Erdoğan, war and the making of the new Turkish state
Turkish President Recep Tayyip Erdoğan is fighting for his own political survival by launching a war in Syria with the Kurds.
Escalating tension in Syria is the only option Erdoğan has, as he is no longer able to win support through the usual peaceful means such as a building the economy, providing welfare, the rule of law and a free society.
In the last three years, Erdoğan has attempted to regain support with extraordinary economic measures such as the distribution of cheap credit and aggressive public infrastructure investment. Though some of those populist tactics worked for a while, none provided a solution to structural economic problems such as unemployment and inflation.
Erdoğan’s economic failures cost him this year’s mayoral elections in Istanbul, Ankara and other big cities, suggesting he would lose a general election.
Keenly aware of this, Erdoğan has adopted a strategy of taking extraordinary measures. The Kurdish issue, deeply entwined with the Syria crisis, now seems to be his favourite.
The strategy helps Erdoğan in three ways domestically. First, it weakens the anti-Erdoğan coalition, particularly putting pressure on the nationalist opposition Good Party. A tenser atmosphere on the Kurdish problem is likely to push the Good Party closer to Erdoğan’s position. An escalated crisis over the Kurdish issue could even change the position of the secular main opposition Republican People’s Party (CHP), which has been reaching out to the pro-Kurdish Peoples’ Democratic Party (HDP).
The second and the more critical effect is more structural. Erdoğan has benefited from the polarisation of politics along the Islam versus secularism fault line. He knows that a political fault line over the Kurdish problem might also help him. Erdoğan could convert tension over the Kurdish problem into a new line of polarisation through which he can consolidate a large constituency.
We are observing the early fruit of this policy. Until the breakdown of the ceasefire between the state and the Kurdistan Workers’ Party (PKK) in 2015, the official narrative on the Kurdish issue was to encourage Kurds to embrace party politics as the only route of political expression. The narrative also aimed to persuade Turks that there was a big difference between Kurds and the PKK.
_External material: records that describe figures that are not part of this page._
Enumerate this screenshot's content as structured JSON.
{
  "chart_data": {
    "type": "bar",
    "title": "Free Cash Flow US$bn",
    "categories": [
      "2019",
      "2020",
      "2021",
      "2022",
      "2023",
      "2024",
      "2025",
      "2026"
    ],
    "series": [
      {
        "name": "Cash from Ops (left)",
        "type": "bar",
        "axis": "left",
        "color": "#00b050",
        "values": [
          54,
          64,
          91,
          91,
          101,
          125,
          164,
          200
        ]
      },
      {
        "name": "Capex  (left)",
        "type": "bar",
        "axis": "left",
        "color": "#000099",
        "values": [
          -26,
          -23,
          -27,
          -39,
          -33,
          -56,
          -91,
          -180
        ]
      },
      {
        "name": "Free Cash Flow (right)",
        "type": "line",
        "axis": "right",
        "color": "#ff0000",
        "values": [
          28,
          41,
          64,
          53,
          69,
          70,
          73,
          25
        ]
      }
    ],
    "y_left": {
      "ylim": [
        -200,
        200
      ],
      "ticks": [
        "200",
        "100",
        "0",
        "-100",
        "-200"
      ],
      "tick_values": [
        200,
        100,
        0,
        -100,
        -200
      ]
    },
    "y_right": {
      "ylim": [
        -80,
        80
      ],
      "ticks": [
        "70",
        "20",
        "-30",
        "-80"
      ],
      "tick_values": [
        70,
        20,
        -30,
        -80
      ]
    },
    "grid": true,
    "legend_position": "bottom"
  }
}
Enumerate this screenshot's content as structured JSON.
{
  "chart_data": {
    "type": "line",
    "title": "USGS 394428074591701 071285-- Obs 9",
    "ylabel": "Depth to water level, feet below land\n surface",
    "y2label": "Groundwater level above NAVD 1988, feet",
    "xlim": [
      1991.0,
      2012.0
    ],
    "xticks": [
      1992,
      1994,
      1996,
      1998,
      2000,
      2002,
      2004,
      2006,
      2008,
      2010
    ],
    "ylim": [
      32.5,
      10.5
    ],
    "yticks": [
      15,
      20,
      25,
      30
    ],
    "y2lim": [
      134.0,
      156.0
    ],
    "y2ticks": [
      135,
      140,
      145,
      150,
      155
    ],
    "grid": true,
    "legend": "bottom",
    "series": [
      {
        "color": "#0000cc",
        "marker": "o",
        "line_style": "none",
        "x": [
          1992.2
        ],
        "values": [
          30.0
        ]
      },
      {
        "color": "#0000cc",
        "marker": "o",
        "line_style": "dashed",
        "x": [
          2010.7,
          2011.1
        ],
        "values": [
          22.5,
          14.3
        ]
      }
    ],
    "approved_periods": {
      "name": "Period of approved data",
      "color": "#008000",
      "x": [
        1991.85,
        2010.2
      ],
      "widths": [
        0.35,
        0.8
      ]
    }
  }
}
But now Turkey has changed its official stance on the Kurdish issue. Now the government does not differentiate between the PKK and Kurdish politicians. Thus the HDP is also the target of the government’s attacks. The new strategy has changed the public view of Kurds and many Turks now imagine all Kurds belong to the PKK.
Finally, given that Erdoğan is in a process of creating a new regime, the securitisation of politics through crises such as Syria are an opportunity to consolidate his grip on power.
Erdoğan successfully used his fight with the Gülen movement to transform state institutions like the army and judiciary. His fight with the Gülen movement, which he blames for the 2016 coup attempt, was sometimes backed by secular groups and helped Erdoğan to restructure the state apparatus to do his bidding.
Erdoğan now wants the Kurdish problem and the Syrian crisis to consolidate his state according to his ideological preference. Having reorganised the state, the Kurdish problem could provide him opportunities to fuse the Erdoğanist state and the people.
It is much like the motto “war made the state and the state made war”. Prolonged tension with the Kurds, extended into Syria, would provide Erdoğan time and leverage to consolidate his new regime.